This book deploys a concept which might surprise the general reader: the ‘respected Fleet Street lawyer’. Jaundiced views of the print media and of lawyers are so well-entrenched that these words brought me up short at first. But I do recall such people from the days when Fleet Street was the place where most national newspapers were produced.  

Our hero, Harry Flack, is not an in-house staff lawyer. He is a night lawyer, a member of that independent freelance breed who arrive at the end of the normal working day to work a shift, overseeing the final stage of the paper’s preparation. This is not an easy role, for many fail to win the respect of editorial staff. Happily for him, Flack does.

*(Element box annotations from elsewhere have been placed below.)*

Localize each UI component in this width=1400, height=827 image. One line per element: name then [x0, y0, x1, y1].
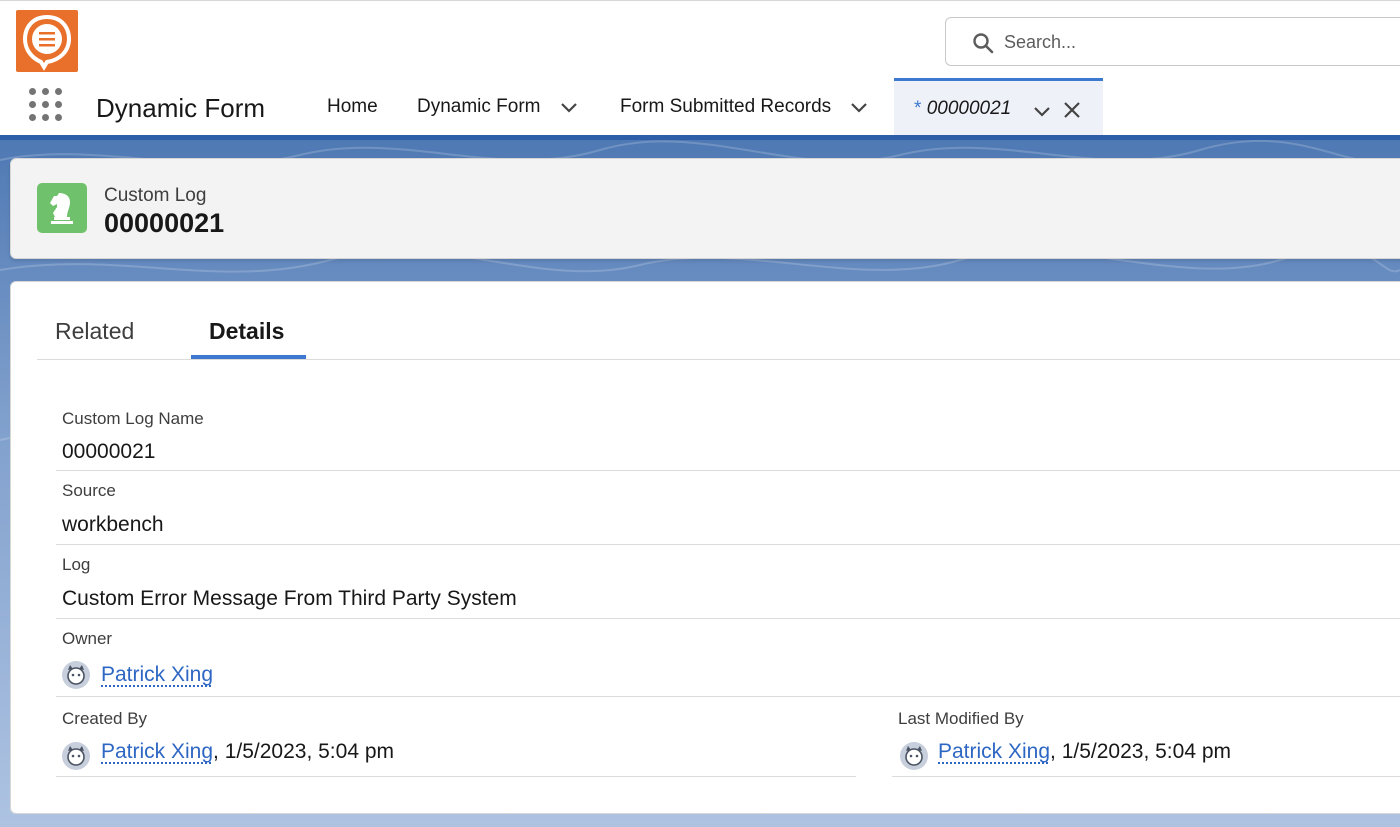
record-type-label: Custom Log — [104, 185, 207, 206]
field-value: Patrick Xing, 1/5/2023, 5:04 pm — [938, 740, 1231, 764]
nav-item-label: Dynamic Form — [417, 96, 541, 117]
nav-item-home[interactable]: Home — [327, 78, 378, 136]
field-custom-log-name: Custom Log Name 00000021 — [56, 400, 1400, 471]
field-label: Log — [62, 555, 91, 574]
chevron-down-icon[interactable] — [1032, 101, 1052, 121]
avatar — [900, 742, 928, 770]
chess-knight-icon — [37, 183, 87, 233]
active-tab-indicator — [191, 355, 306, 359]
record-title: 00000021 — [104, 208, 225, 238]
nav-item-dynamic-form[interactable]: Dynamic Form — [417, 78, 579, 136]
record-highlights-panel: Custom Log 00000021 — [10, 158, 1400, 259]
field-label: Custom Log Name — [62, 409, 204, 428]
org-logo[interactable] — [16, 10, 78, 72]
field-value: Patrick Xing, 1/5/2023, 5:04 pm — [101, 740, 394, 764]
field-source: Source workbench — [56, 471, 1400, 545]
nav-item-label: Form Submitted Records — [620, 96, 832, 117]
field-log: Log Custom Error Message From Third Part… — [56, 545, 1400, 619]
close-icon[interactable] — [1062, 100, 1082, 120]
field-created-by: Created By Patrick Xing, 1/5/2023, 5:04 … — [56, 697, 856, 777]
detail-tabs: Related Details — [37, 282, 1400, 360]
search-icon — [973, 33, 994, 54]
last-modified-date: , 1/5/2023, 5:04 pm — [1050, 740, 1232, 763]
app-launcher-icon[interactable] — [29, 88, 63, 122]
avatar — [62, 742, 90, 770]
global-search-input[interactable]: Search... — [945, 17, 1400, 66]
avatar — [62, 661, 90, 689]
field-label: Source — [62, 481, 116, 500]
tab-details[interactable]: Details — [209, 318, 284, 345]
chevron-down-icon[interactable] — [559, 97, 579, 117]
tab-related[interactable]: Related — [55, 318, 134, 345]
unsaved-indicator: * — [914, 98, 922, 119]
logo-icon — [22, 14, 72, 71]
created-by-user-link[interactable]: Patrick Xing — [101, 740, 213, 763]
nav-item-form-submitted-records[interactable]: Form Submitted Records — [620, 78, 869, 136]
record-tab-label: * 00000021 — [914, 98, 1011, 120]
record-detail-card: Related Details Custom Log Name 00000021… — [10, 281, 1400, 814]
created-by-date: , 1/5/2023, 5:04 pm — [213, 740, 395, 763]
owner-user-link[interactable]: Patrick Xing — [101, 663, 213, 687]
navigation-bar: Dynamic Form Home Dynamic Form Form Subm… — [0, 78, 1400, 136]
nav-item-label: Home — [327, 96, 378, 117]
search-placeholder: Search... — [1004, 32, 1077, 52]
field-owner: Owner Patrick Xing — [56, 619, 1400, 697]
field-label: Last Modified By — [898, 709, 1024, 728]
field-value: 00000021 — [62, 440, 156, 463]
field-value: Custom Error Message From Third Party Sy… — [62, 587, 517, 610]
top-header: Search... — [0, 0, 1400, 78]
record-tab-title: 00000021 — [926, 98, 1012, 119]
field-value: workbench — [62, 513, 164, 536]
app-name: Dynamic Form — [96, 93, 266, 123]
nav-tab-record[interactable]: * 00000021 — [894, 78, 1103, 136]
field-label: Created By — [62, 709, 148, 728]
field-label: Owner — [62, 629, 113, 648]
field-last-modified-by: Last Modified By Patrick Xing, 1/5/2023,… — [892, 697, 1400, 777]
last-modified-by-user-link[interactable]: Patrick Xing — [938, 740, 1050, 763]
chevron-down-icon[interactable] — [849, 97, 869, 117]
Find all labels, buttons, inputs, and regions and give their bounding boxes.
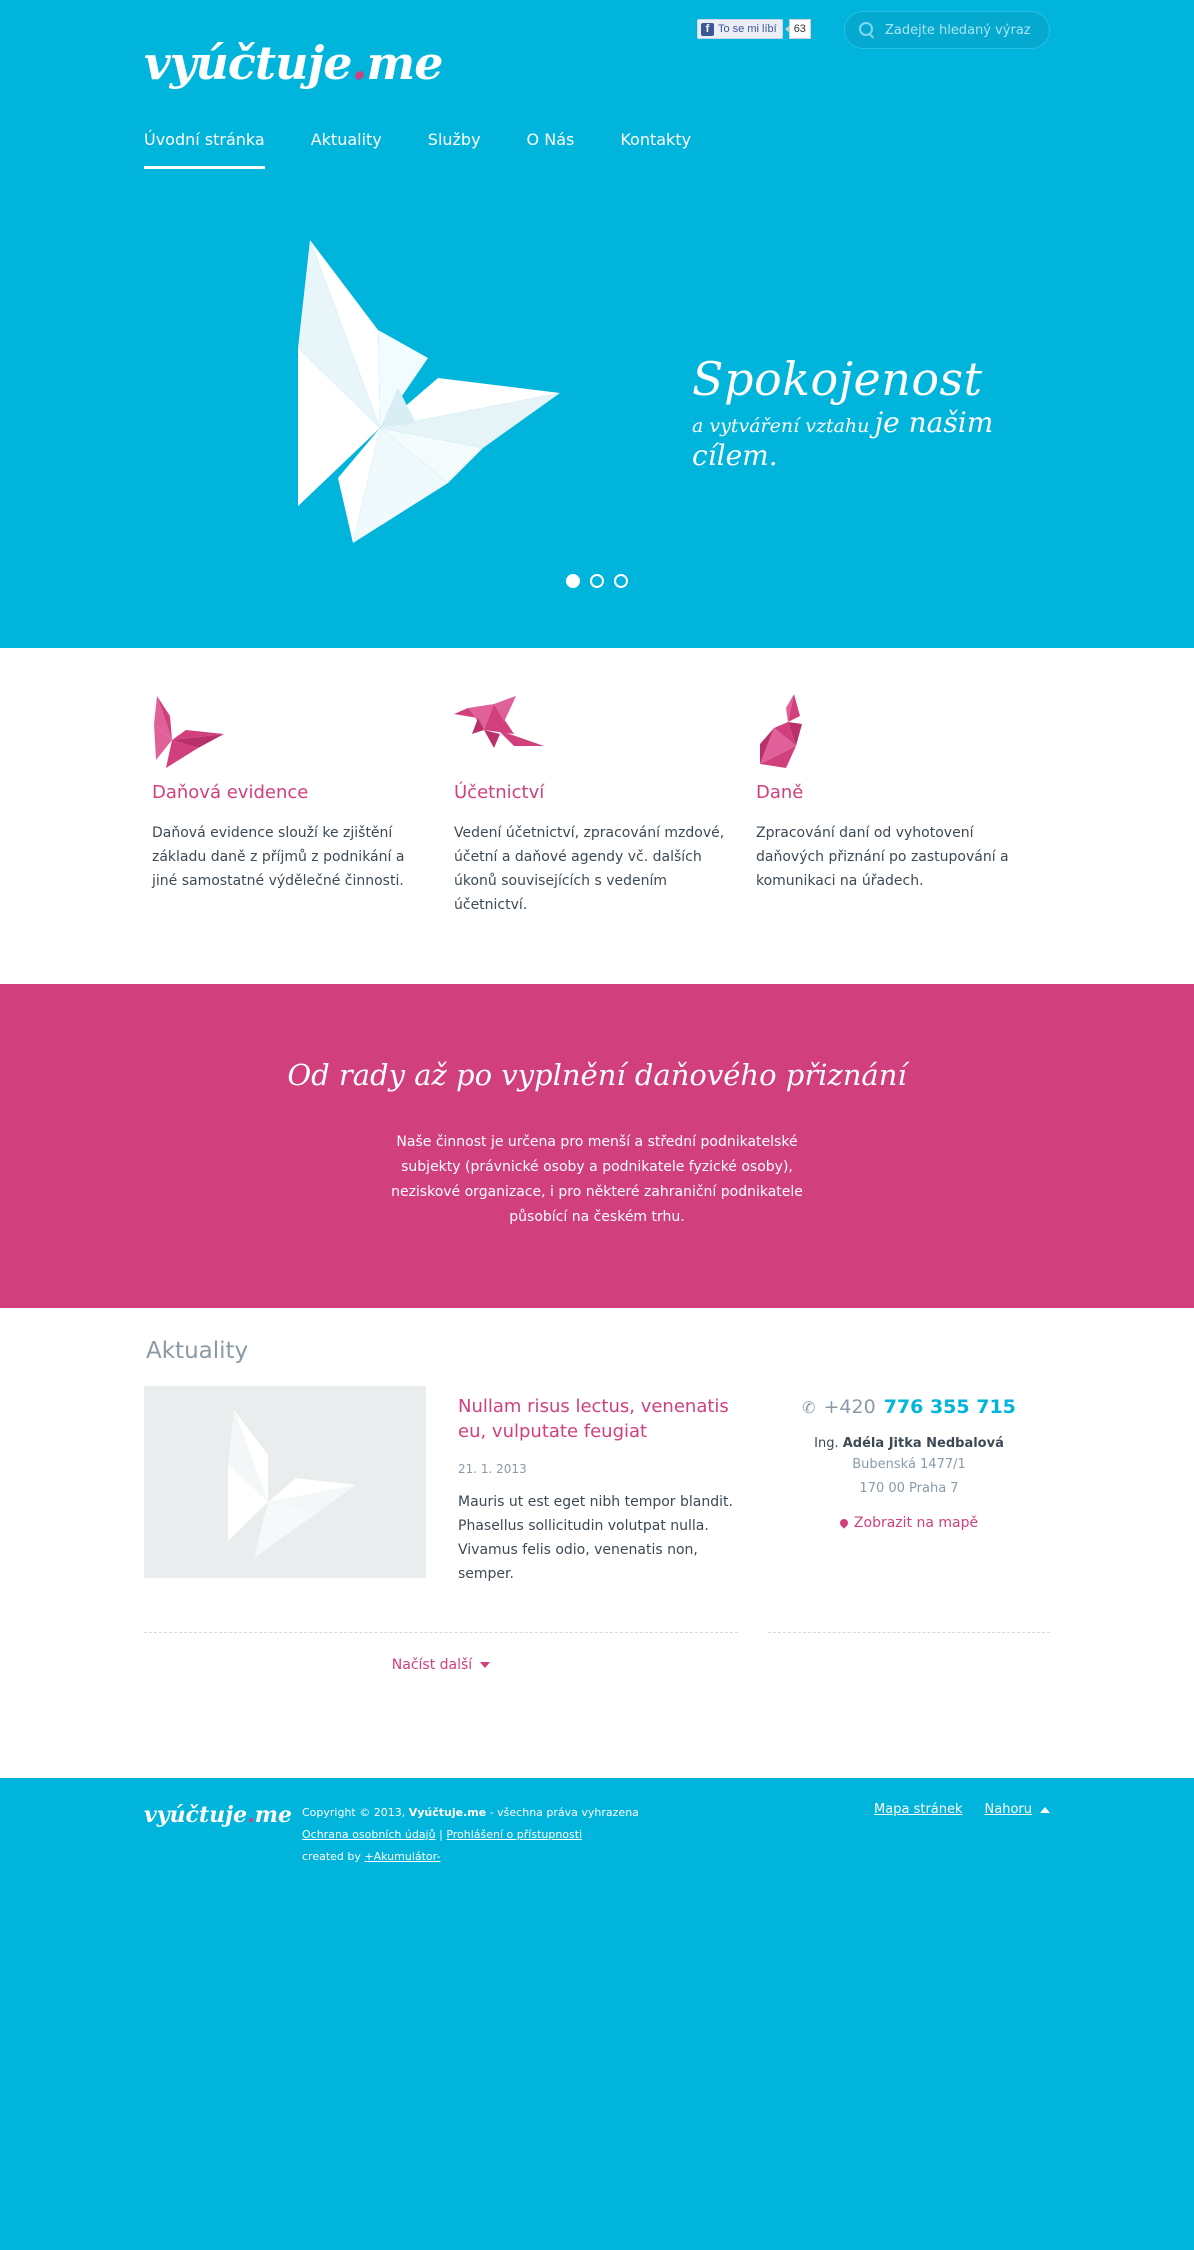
news-dividers — [144, 1632, 1050, 1633]
article-excerpt: Mauris ut est eget nibh tempor blandit. … — [458, 1494, 733, 1582]
news-heading: Aktuality — [146, 1338, 249, 1364]
news-article: Nullam risus lectus, venenatis eu, vulpu… — [426, 1386, 738, 1586]
slogan-headline: Spokojenost — [692, 352, 983, 406]
contact-city: 170 00 Praha 7 — [859, 1481, 959, 1496]
slider-dot-2[interactable] — [590, 574, 604, 588]
nav-item-services[interactable]: Služby — [428, 130, 481, 169]
contact-street: Bubenská 1477/1 — [852, 1457, 966, 1472]
facebook-like-button[interactable]: f To se mi líbí — [697, 19, 783, 39]
slogan-line-small: a vytváření vztahu — [692, 415, 870, 437]
slider-dot-1[interactable] — [566, 574, 580, 588]
rabbit-icon — [760, 694, 802, 768]
facebook-like-count: 63 — [784, 19, 811, 39]
search-icon[interactable] — [859, 22, 875, 38]
butterfly-placeholder-image — [228, 1410, 356, 1558]
service-description: Vedení účetnictví, zpracování mzdové, úč… — [454, 825, 725, 913]
chevron-down-icon — [480, 1662, 491, 1668]
hero-slogan: Spokojenost a vytváření vztahu je našim … — [692, 352, 1050, 472]
contact-name: Ing. Adéla Jitka Nedbalová — [814, 1436, 1004, 1451]
footer-logo[interactable]: vyúčtuje.me — [144, 1802, 302, 1868]
bird-icon — [454, 696, 544, 748]
divider — [144, 1632, 738, 1633]
footer-links: Mapa stránek Nahoru — [874, 1802, 1050, 1868]
service-tax-records: Daňová evidence Daňová evidence slouží k… — [144, 694, 446, 917]
nav-item-contacts[interactable]: Kontakty — [620, 130, 691, 169]
footer: vyúčtuje.me Copyright © 2013, Vyúčtuje.m… — [0, 1778, 1194, 2250]
privacy-link[interactable]: Ochrana osobních údajů — [302, 1828, 436, 1841]
main-nav: Úvodní stránka Aktuality Služby O Nás Ko… — [144, 130, 737, 169]
band-title: Od rady až po vyplnění daňového přiznání — [287, 1058, 907, 1092]
article-title[interactable]: Nullam risus lectus, venenatis eu, vulpu… — [458, 1394, 738, 1444]
map-pin-icon — [838, 1517, 850, 1529]
creator-link[interactable]: +Akumulátor- — [364, 1850, 440, 1863]
hero-section: vyúčtuje.me f To se mi líbí 63 Úvodní st… — [0, 0, 1194, 648]
phone-icon: ✆ — [802, 1397, 816, 1417]
slider-pagination — [144, 574, 1050, 588]
site-logo[interactable]: vyúčtuje.me — [144, 36, 443, 90]
service-accounting: Účetnictví Vedení účetnictví, zpracování… — [446, 694, 748, 917]
service-title: Daně — [756, 782, 804, 803]
service-taxes: Daně Zpracování daní od vyhotovení daňov… — [748, 694, 1050, 917]
contact-box: ✆ +420 776 355 715 Ing. Adéla Jitka Nedba… — [768, 1386, 1050, 1586]
article-date: 21. 1. 2013 — [458, 1462, 527, 1476]
show-map-link[interactable]: Zobrazit na mapě — [768, 1515, 1050, 1531]
intro-band: Od rady až po vyplnění daňového přiznání… — [0, 984, 1194, 1308]
chevron-up-icon — [1040, 1806, 1050, 1813]
slider-dot-3[interactable] — [614, 574, 628, 588]
services-section: Daňová evidence Daňová evidence slouží k… — [0, 648, 1194, 984]
service-title: Daňová evidence — [152, 782, 309, 803]
service-description: Daňová evidence slouží ke zjištění zákla… — [152, 825, 405, 889]
service-title: Účetnictví — [454, 782, 545, 803]
load-more-button[interactable]: Načíst další — [144, 1657, 738, 1673]
origami-butterfly-illustration — [298, 240, 560, 543]
accessibility-link[interactable]: Prohlášení o přístupnosti — [446, 1828, 582, 1841]
news-section: Aktuality Nullam risus lectus, venenatis… — [0, 1308, 1194, 1778]
nav-item-home[interactable]: Úvodní stránka — [144, 130, 265, 169]
divider — [768, 1632, 1050, 1633]
nav-item-news[interactable]: Aktuality — [311, 130, 382, 169]
nav-item-about[interactable]: O Nás — [527, 130, 575, 169]
news-thumbnail[interactable] — [144, 1386, 426, 1578]
band-text: Naše činnost je určena pro menší a střed… — [391, 1134, 803, 1225]
contact-phone[interactable]: ✆ +420 776 355 715 — [768, 1396, 1050, 1418]
butterfly-icon — [154, 696, 224, 768]
service-description: Zpracování daní od vyhotovení daňových p… — [756, 825, 1009, 889]
back-to-top-link[interactable]: Nahoru — [985, 1802, 1050, 1868]
facebook-icon: f — [701, 22, 714, 36]
footer-copyright: Copyright © 2013, Vyúčtuje.me - všechna … — [302, 1806, 639, 1863]
facebook-like-widget: f To se mi líbí 63 — [697, 19, 811, 39]
contact-address: Bubenská 1477/1 170 00 Praha 7 — [768, 1453, 1050, 1501]
search-input[interactable] — [885, 22, 1035, 38]
search-box — [844, 11, 1050, 49]
sitemap-link[interactable]: Mapa stránek — [874, 1802, 962, 1868]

Flack is by no means perfect, though. Indeed, he has some irritating characteristics. He chooses to abandon a promising career at a ‘medium-sized, well-regarded London firm’ to devote himself exclusively to media law. There are mitigating circumstances. The senior partner of the firm he leaves is a tax specialist, who describes a female partner in the firm as ‘the fragrant Melanie’. A man ‘not known for his fidelity to feminism’ is how Alex Wade delicately describes him. Worse than this, Dr Tax describes libel, with which Flack is very taken, as ‘a ludicrous and arcane branch of the law’.

Author: Alex Wade

£10.33, Blue Mark Books

Flack has two other main weaknesses. One is a tendency to pour all his decisiveness into his work. The other will be familiar to some lawyers’ spouses and partners: ‘A man so immersed in a series of routines and rituals that he often failed to notice anything beyond them.’ These character flaws are the main pivots of this often very funny book.

Three relationships are central. A romantic relationship with a woman. Flack struggles to keep this going, due to his indecision, and his obsession with news, newspapers and those who create them (and cricket). Second, a professional antagonism with a venal and dishonest editor, Eddie Conrad. And this is not an abstract conflict between low corruption and high principle; Flack’s hatred for Conrad is deeply personal. Third, there is a parent and child relationship, which frames the work.

Wade is a prolific writer of non-fiction but this represents a confident stride into the world of fiction. Media law insiders will find well-known figures and can guess the models for the fictional characters. Non-specialists, meanwhile, can enjoy the tightly wrought plot and deft characterisation.